Du même coup et sans être indigeste, Shyamalan parle de toutes ces angoisses et nouveaux fléaux qui semblent s’accélérer au passage de cette troisième décennie du XXIe siècle. Il traite la fin matérielle de notre planète avec le dérèglement climatique mais aussi les nouvelles croyances et surtout les nouveaux fanatismes qui s’épanchent sur les théories du complot. Son film raconte, grâce à l’outil de divertissement qu’est le thriller, la manière dont un esprit critique et sain peut lentement être empoisonné par le mensonge que représentent certaines théories du complot et qui vient enfermer toute capacité de raisonnement. Le spectateur n’y échappe pas non plus, puisque cette transition d’une conviction à son exacte opposée est construite dans le film par la formule narrative préférée du réalisateur : c’est vrai ou c’est faux ? Formule simple mais diablement efficace puisque le créateur implante une situation critique dans la tête de ses personnages et de son spectateur, et va ainsi développer son film tout autour du doute. « Est-ce que la motivation de tel personnage est fondée ou est-ce qu’il se trompe ? » ; « Qui a raison et qui a tort ? » sont les questions fondamentales qui régissent ce film, décuplées par la pression du temps qui passe puisque bien évidemment, les personnages doivent agir au plus vite pour s’en sortir. Le tour de force de la mise en scène tient dans son format, puisque le réalisateur raconte un récit immense de fin du monde sans jamais sortir des murs de ce chalet. L’Apocalypse en devient intimiste et personnelle, affectant n’importe quelle famille, n’épargnant personne, même les plus innocents.

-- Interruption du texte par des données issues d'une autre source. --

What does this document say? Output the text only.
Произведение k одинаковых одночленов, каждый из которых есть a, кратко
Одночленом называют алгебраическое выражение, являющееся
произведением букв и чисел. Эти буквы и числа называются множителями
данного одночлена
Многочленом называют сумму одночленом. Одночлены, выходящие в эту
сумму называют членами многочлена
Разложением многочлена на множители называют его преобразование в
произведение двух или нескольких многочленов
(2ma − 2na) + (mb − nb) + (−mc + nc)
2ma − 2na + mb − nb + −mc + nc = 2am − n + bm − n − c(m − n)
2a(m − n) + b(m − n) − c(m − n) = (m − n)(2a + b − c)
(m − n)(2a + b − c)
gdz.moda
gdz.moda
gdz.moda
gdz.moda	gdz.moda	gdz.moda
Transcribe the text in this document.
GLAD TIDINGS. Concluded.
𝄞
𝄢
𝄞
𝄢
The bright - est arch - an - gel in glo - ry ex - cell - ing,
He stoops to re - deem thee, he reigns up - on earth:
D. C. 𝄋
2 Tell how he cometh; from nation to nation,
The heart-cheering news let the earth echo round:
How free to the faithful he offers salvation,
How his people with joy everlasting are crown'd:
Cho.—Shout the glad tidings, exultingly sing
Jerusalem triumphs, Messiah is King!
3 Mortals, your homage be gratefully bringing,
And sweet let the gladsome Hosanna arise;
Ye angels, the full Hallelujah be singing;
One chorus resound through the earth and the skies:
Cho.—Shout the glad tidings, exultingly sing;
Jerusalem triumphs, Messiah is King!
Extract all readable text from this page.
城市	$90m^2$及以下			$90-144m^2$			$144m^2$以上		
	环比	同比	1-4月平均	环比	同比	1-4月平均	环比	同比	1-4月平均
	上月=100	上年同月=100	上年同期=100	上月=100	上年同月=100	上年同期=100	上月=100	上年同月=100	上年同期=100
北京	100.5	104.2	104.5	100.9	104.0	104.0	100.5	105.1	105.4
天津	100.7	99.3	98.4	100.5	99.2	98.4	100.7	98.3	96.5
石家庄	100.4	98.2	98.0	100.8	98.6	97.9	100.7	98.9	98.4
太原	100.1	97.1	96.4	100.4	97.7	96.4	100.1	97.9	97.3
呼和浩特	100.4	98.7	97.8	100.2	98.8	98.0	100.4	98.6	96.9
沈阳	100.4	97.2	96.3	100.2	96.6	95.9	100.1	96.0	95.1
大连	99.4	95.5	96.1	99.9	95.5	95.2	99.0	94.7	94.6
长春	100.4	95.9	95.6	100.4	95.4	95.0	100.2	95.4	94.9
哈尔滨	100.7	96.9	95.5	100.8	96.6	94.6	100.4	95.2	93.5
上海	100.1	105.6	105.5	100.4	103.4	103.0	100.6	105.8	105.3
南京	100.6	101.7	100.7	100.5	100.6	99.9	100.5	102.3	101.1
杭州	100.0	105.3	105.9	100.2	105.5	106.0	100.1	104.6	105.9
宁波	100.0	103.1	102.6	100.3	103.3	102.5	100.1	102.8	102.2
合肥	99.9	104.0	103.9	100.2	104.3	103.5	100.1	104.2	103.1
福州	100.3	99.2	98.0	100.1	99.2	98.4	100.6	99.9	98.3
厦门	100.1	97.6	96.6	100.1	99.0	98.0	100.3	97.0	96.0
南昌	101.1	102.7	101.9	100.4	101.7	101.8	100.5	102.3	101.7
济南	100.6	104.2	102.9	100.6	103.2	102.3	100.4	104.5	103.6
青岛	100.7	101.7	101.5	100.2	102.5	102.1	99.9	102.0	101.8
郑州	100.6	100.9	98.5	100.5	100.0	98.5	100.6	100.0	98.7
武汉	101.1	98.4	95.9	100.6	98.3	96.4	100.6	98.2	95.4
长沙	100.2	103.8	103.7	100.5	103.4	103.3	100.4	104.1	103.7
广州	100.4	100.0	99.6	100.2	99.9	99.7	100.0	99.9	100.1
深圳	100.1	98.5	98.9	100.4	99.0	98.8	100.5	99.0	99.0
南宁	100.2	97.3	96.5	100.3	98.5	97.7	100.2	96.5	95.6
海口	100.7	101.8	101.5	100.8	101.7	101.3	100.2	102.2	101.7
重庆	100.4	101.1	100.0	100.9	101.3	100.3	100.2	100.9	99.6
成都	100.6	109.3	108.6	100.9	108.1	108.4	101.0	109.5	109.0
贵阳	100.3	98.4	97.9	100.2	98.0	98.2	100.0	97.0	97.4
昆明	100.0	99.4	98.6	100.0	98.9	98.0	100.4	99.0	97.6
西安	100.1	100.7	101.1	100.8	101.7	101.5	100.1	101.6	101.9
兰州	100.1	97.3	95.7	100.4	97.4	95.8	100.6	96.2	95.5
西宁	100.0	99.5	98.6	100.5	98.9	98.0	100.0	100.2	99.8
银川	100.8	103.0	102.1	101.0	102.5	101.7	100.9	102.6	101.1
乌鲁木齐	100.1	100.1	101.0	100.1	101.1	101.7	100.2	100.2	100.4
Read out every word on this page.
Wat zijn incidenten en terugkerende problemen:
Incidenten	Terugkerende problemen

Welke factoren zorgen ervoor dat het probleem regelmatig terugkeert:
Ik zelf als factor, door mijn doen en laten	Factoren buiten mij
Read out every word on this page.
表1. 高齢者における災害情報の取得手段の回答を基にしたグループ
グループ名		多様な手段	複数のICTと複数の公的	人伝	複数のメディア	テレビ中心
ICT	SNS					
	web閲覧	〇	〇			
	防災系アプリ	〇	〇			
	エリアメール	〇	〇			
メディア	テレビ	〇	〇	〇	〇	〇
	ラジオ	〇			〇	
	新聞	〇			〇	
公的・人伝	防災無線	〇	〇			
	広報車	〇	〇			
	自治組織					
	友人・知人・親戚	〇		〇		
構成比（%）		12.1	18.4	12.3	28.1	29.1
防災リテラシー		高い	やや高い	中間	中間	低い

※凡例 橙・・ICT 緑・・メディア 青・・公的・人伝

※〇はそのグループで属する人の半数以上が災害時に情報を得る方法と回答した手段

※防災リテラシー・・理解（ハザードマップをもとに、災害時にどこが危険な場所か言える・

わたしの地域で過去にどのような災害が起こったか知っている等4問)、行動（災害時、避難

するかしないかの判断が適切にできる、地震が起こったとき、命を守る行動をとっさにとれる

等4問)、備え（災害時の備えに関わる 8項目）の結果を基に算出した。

Enfin, dans ce nouveau Testament à la sauce Shyamalan, il y a le casting irréprochable qui parachève la modernisation de son récit. Dans L’Apocalypse de Jean, le récit étant très factuel, il n’y a pas de développement de personnages et surtout, ils sont avant tout des allégories sans véritable profondeur psychologique car là n’était pas l’objectif.  Il est donc question d’un Dieu pas très patient qui brûle les Pécheurs et sauve les Justes sans trop creuser le bienfondé de sa décision, accompagné de soldats divins qui massacrent tout sur leur passage au nom des forces du Bien. Pas de manichéisme allégorique chez Shyamalan (rappelons-le c’est un mythe écrit il y a 2022 ans), les quatre étrangers venus poser l’ultimatum (certains auront peut-être compris qui sont ces quatre messagers) sont tous présentés au spectateur comme des personnes normales et tout aussi bouleversées par leur situation que Andrew, Eric et Wen. Pas un seul acteur n’est en dessous des autres. Le couple Andrew et Eric nous touche par leur histoire présentée en flash-backs et l’injustice dont ils sont victimes. Dave Bautista, qui incarne Leonard, le meneur des quatre intrus, prouve qu’il sait jouer des émotions complexes, et nous touche tout autant, nous étonnant par sa délicatesse et sa douceur. Il est plaisant de redécouvrir ce catcheur/acteur, qui dépasse son physique colossal et ses premiers rôles comiques ou secondaires, pour vraiment imposer son jeu dramatique subtil et retenu.

Quel que soit votre rapport aux Écritures, ce film ne vous laissera pas indifférent, puisqu’il est aussi multiple que ses composantes. C’est un home invasion qui s’inscrit dans la tendance Get Out ; un film éco-catastrophique aussi troublant que 2012 ; une histoire de famille et d’individus, qui utilise notre culture commune comme une force et un moyen de raconter un récit sur l’Humanité, sa finitude, sa fragilité et finalement sa beauté. « Il essuiera toutes larmes de leurs yeux, et la mort ne sera plus, et il n’y aura plus ni deuil, ni cri, ni douleur » Apocalypse : 21 : 4.